Marc : Les développements sur les Fomoires, la manière dont Vaata et Sylve s’opposent au Conseil du village des Ondins, mais aussi la question des Fir-Bolg, les alliés des Nardenyllais, te permet d’interroger le rapport des peuples que tu décris à leur Histoire, pour l’affronter ou la dépasser. Pourquoi avoir remis en perspective l’Histoire de tes peuples pour les y confronter ?

Gauthier Guillemin : On dit trop souvent que l’Histoire est écrite par les vainqueurs et nous acceptons cette maxime en oubliant qu’elle nous signale que des pans entiers de notre humanité ont sombré dans l’oubli. Certains en exhument des lambeaux pas très glorieux (par exemple la vague sur les réseaux concernant le paiement de la dette d’Haïti, expliqué par Thomas Piketty). Seule la mauvaise foi et les mensonges peuvent permettre aux tenants de l’ordre économique en place de conserver leur ligne de conduite. Ethiquement, la position est indéfendable. Connaître son histoire et l’affronter fait partie des moyens que j’entrevois pour construire une société plus juste.

Ensuite, au niveau de l’univers de Rivages 1&2, j’avais vraiment envie de creuser un peu les Histoires respectives et les interactions des différents peuples. Je voulais développer davantage l’arrière-plan d’un monde de Fantasy pure, avec des légendes, des archives, des ruines, des lieux oubliés. Mais, et c’est là que je ne suis pas toujours cohérent, sans passer à un ouvrage de cinq cent pages contenant des digressions sur les usages de l’herbe à pipe, sur les événements pendant lesquels le vidame a reçu sa balafre, ou sur la manière dont les nains sont parvenus à chevaucher les dragons.

 

Marc : Dans Rivages, tu décrivais des environnements naturels, ceux du Dômaine, l’immense forêt qui couvre la majeure partie du monde. Avec La Fin des étiages, tu détailles un environnement urbain et industriel, à savoir la ville de Nar-î-Nadin, que le lecteur découvre à travers l’œil innocent et émerveillé de Quentil. Est-ce que tu voulais rompre avec les environnements naturels en décrivant la cité des Nardenyllais ?

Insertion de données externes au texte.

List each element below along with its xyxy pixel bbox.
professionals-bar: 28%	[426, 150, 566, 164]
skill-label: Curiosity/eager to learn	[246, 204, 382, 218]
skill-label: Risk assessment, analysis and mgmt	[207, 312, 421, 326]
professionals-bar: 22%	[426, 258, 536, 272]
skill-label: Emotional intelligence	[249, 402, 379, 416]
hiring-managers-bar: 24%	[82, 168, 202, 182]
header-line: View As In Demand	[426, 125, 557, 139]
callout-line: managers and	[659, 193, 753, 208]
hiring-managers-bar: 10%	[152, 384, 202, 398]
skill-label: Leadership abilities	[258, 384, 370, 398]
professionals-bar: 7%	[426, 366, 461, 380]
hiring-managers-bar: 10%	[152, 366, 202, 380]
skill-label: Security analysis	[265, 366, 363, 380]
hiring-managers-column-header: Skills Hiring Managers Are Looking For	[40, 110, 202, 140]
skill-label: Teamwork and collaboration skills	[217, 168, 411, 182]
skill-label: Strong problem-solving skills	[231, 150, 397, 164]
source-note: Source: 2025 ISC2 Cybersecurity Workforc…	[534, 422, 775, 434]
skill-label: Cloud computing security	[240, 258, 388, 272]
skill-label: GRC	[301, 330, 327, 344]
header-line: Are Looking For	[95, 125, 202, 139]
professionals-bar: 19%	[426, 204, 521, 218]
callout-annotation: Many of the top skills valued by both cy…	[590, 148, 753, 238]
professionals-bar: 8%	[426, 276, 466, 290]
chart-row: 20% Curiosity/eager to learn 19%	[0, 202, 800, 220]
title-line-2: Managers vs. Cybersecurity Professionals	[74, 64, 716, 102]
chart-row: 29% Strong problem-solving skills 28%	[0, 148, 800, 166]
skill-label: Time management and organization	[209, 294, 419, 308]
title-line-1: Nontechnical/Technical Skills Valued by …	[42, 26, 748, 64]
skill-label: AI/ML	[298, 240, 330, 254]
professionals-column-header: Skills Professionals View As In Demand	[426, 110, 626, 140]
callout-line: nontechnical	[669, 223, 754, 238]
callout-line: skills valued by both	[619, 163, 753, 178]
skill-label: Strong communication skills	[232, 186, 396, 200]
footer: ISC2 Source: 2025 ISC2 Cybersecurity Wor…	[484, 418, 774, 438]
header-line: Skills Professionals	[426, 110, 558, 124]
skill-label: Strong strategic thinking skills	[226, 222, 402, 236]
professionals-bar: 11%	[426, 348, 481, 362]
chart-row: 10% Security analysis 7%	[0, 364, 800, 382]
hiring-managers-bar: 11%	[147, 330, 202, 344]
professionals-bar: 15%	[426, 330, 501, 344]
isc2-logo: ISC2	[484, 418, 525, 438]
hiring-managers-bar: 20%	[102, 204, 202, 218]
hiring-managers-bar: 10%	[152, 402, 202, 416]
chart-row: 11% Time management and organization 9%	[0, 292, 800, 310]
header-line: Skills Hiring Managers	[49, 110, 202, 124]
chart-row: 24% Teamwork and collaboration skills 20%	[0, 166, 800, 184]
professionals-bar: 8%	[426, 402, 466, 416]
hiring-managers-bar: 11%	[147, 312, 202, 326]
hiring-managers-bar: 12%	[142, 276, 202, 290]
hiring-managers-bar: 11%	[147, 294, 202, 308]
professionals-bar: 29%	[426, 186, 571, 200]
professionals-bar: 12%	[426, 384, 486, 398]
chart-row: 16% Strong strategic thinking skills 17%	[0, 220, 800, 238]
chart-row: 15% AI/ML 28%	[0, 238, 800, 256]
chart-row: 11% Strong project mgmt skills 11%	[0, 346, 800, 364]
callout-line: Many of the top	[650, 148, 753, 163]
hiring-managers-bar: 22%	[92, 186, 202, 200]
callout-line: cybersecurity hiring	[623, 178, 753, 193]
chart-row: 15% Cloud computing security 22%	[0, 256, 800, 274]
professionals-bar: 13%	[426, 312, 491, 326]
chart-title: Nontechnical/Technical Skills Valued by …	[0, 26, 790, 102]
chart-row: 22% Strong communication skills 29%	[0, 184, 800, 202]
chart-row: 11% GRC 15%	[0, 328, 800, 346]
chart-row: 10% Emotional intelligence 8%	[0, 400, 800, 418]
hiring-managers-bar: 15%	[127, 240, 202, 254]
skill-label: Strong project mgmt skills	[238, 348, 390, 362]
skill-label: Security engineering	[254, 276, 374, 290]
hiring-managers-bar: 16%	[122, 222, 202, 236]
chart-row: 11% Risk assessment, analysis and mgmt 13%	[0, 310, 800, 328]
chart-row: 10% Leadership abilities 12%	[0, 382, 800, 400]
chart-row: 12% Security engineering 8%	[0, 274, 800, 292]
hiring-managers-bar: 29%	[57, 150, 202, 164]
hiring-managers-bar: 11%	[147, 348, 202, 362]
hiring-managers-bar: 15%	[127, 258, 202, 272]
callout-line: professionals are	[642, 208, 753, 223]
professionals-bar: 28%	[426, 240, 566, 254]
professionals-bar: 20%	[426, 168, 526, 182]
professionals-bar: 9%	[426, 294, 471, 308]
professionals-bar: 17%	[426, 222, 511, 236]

Gauthier Guillemin : Décrire Nar-î-Nadin, c’est avant tout donner corps au véritable ennemi dans ce roman. Pour cela, il fallait prendre un peu son temps, montrer la démesure des projets et installer les protagonistes dans leur élément. Cet univers urbain contient en germe une société industrielle de profit, que vont en faire les ondins ?

 

Marc : Sur quels projets travailles-tu actuellement ?

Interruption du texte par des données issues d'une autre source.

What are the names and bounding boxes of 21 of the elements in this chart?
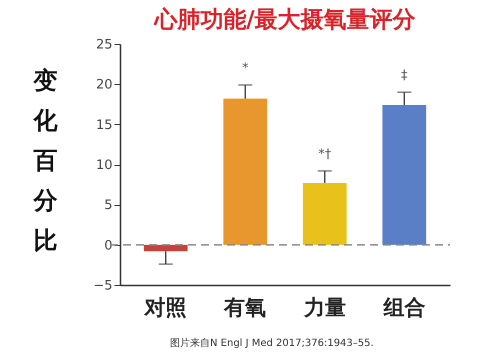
x-tick-label: 组合 [382, 296, 426, 320]
y-tick-label: 15 [96, 118, 112, 133]
y-axis-title: 变化百分比 [32, 66, 58, 254]
text: 图片来自N Engl J Med 2017;376:1943–55. [170, 336, 374, 350]
bar [223, 98, 268, 245]
y-tick-label: 20 [96, 78, 112, 93]
y-tick-label: 10 [96, 158, 112, 173]
x-tick-label: 力量 [302, 296, 346, 320]
y-tick-label: 5 [104, 198, 112, 214]
bar [382, 105, 426, 245]
x-tick-label: 对照 [144, 296, 187, 320]
bar [144, 244, 188, 252]
annotation: * [242, 60, 249, 76]
y-tick-label: −5 [93, 278, 112, 294]
annotation: *† [318, 146, 332, 162]
x-tick-label: 有氧 [223, 296, 266, 320]
annotation: ‡ [401, 68, 408, 84]
y-tick-label: 0 [104, 238, 112, 254]
bar [302, 182, 347, 245]
y-tick-label: 25 [96, 38, 112, 52]
chart-title: 心肺功能/最大摄氧量评分 [153, 6, 417, 33]
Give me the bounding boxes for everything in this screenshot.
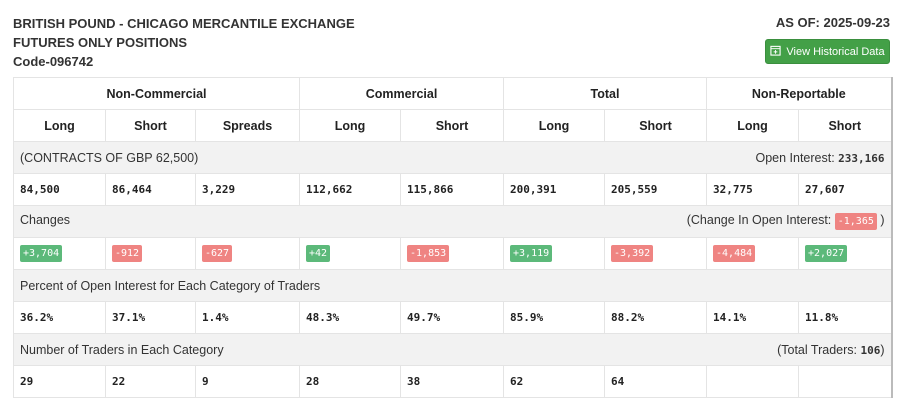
contracts-cell: 200,391 — [503, 173, 606, 206]
traders-cell: 62 — [503, 365, 606, 398]
percent-cell: 11.8% — [798, 301, 893, 334]
change-cell: -1,853 — [400, 237, 505, 270]
report-code: Code-096742 — [13, 54, 94, 69]
title-line1: BRITISH POUND - CHICAGO MERCANTILE EXCHA… — [13, 16, 355, 31]
column-header: Long — [299, 109, 402, 142]
contracts-cell: 3,229 — [194, 173, 301, 206]
report-title: BRITISH POUND - CHICAGO MERCANTILE EXCHA… — [13, 14, 355, 71]
contracts-cell: 86,464 — [105, 173, 196, 206]
group-header-row: Non-Commercial Commercial Total Non-Repo… — [12, 77, 893, 110]
traders-cell: 9 — [194, 365, 301, 398]
group-commercial: Commercial — [299, 77, 505, 110]
change-oi-label: (Change In Open Interest: — [686, 213, 835, 227]
column-header-row: Long Short Spreads Long Short Long Short Long Sh… — [13, 109, 893, 142]
open-interest-value: 233,166 — [838, 151, 885, 165]
total-traders-value: 106 — [860, 343, 881, 357]
percent-section-row: Percent of Open Interest for Each Catego… — [12, 269, 893, 302]
change-cell: -912 — [105, 237, 196, 270]
total-traders-label: (Total Traders: — [777, 342, 861, 357]
column-header: Short — [798, 109, 893, 142]
button-label: View Historical Data — [786, 45, 885, 58]
traders-cell — [798, 365, 893, 398]
changes-label: Changes — [20, 213, 71, 227]
percent-cell: 49.7% — [400, 301, 505, 334]
change-cell: +2,027 — [798, 237, 893, 270]
traders-cell: 64 — [604, 365, 708, 398]
change-badge: +3,704 — [20, 245, 63, 262]
column-header: Long — [706, 109, 800, 142]
percent-cell: 36.2% — [13, 301, 106, 334]
change-cell: -627 — [194, 237, 301, 270]
contracts-cell: 112,662 — [299, 173, 402, 206]
percent-cell: 1.4% — [194, 301, 301, 334]
change-oi-badge: -1,365 — [834, 213, 877, 230]
percent-row: 36.2% 37.1% 1.4% 48.3% 49.7% 85.9% 88.2% 14.1% 1… — [13, 301, 893, 334]
contracts-row: 84,500 86,464 3,229 112,662 115,866 200,391 20… — [13, 173, 893, 206]
percent-cell: 88.2% — [604, 301, 708, 334]
changes-section-row: Changes (Change In Open Interest: -1,365 … — [12, 205, 893, 238]
traders-cell — [706, 365, 800, 398]
change-cell: -3,392 — [604, 237, 708, 270]
contracts-cell: 27,607 — [798, 173, 893, 206]
group-non-reportable: Non-Reportable — [706, 77, 893, 110]
cot-table: Non-Commercial Commercial Total Non-Repo… — [12, 77, 893, 398]
column-header: Short — [400, 109, 505, 142]
paren: ) — [880, 342, 885, 357]
change-badge: -4,484 — [713, 245, 756, 262]
percent-label: Percent of Open Interest for Each Catego… — [20, 278, 321, 293]
change-cell: +3,119 — [503, 237, 606, 270]
column-header: Short — [105, 109, 196, 142]
change-badge: +2,027 — [805, 245, 848, 262]
change-badge: +3,119 — [510, 245, 553, 262]
contracts-section-row: (CONTRACTS OF GBP 62,500) Open Interest: … — [12, 141, 893, 174]
contracts-cell: 32,775 — [706, 173, 800, 206]
change-cell: -4,484 — [706, 237, 800, 270]
contracts-cell: 84,500 — [13, 173, 106, 206]
column-header: Long — [13, 109, 106, 142]
contracts-label: (CONTRACTS OF GBP 62,500) — [20, 150, 199, 165]
paren: ) — [876, 213, 885, 227]
percent-cell: 48.3% — [299, 301, 402, 334]
view-historical-data-button[interactable]: View Historical Data — [765, 39, 890, 64]
change-badge: -912 — [112, 245, 143, 262]
traders-cell: 28 — [299, 365, 402, 398]
traders-section-row: Number of Traders in Each Category (Total… — [12, 333, 893, 366]
traders-cell: 22 — [105, 365, 196, 398]
contracts-cell: 115,866 — [400, 173, 505, 206]
traders-row: 29 22 9 28 38 62 64 — [13, 365, 893, 398]
as-of-date: AS OF: 2025-09-23 — [775, 15, 890, 30]
title-line2: FUTURES ONLY POSITIONS — [13, 35, 188, 50]
traders-cell: 38 — [400, 365, 505, 398]
group-non-commercial: Non-Commercial — [12, 77, 301, 110]
contracts-cell: 205,559 — [604, 173, 708, 206]
column-header: Short — [604, 109, 708, 142]
percent-cell: 14.1% — [706, 301, 800, 334]
percent-cell: 37.1% — [105, 301, 196, 334]
column-header: Spreads — [194, 109, 301, 142]
group-total: Total — [503, 77, 708, 110]
column-header: Long — [503, 109, 606, 142]
calendar-icon — [770, 45, 782, 59]
change-cell: +42 — [299, 237, 402, 270]
change-badge: -3,392 — [611, 245, 654, 262]
percent-cell: 85.9% — [503, 301, 606, 334]
change-badge: -627 — [202, 245, 233, 262]
traders-label: Number of Traders in Each Category — [20, 342, 224, 357]
change-badge: +42 — [306, 245, 331, 262]
changes-row: +3,704 -912 -627 +42 -1,853 +3,119 -3,392 -4,48… — [13, 237, 893, 270]
traders-cell: 29 — [13, 365, 106, 398]
open-interest-label: Open Interest: — [755, 150, 839, 165]
change-cell: +3,704 — [13, 237, 106, 270]
change-badge: -1,853 — [407, 245, 450, 262]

Gauthier Guillemin : J’ai écrit deux nouvelles pour changer d’univers et créer autrement. En ce moment, je travaille sur un roman dont l’action se déroule à l’intérieur de la Cité. Je voulais comprendre comment les humains en sont venus à s’enfermer derrière des murs pour se protéger du Dômaine. Les modèles socio-économiques dominants perdurent-ils ? Homo technologicus évoluera-t-il encore ? D’autres voies sont-elles possibles ? Technologie et magie peuvent-elles coexister ? Un « back to the trees ! » est-il envisageable ? Pour l’instant, les personnages se heurtent à un univers sombre et rugueux, et je ne sais pas comment tout cela va se terminer.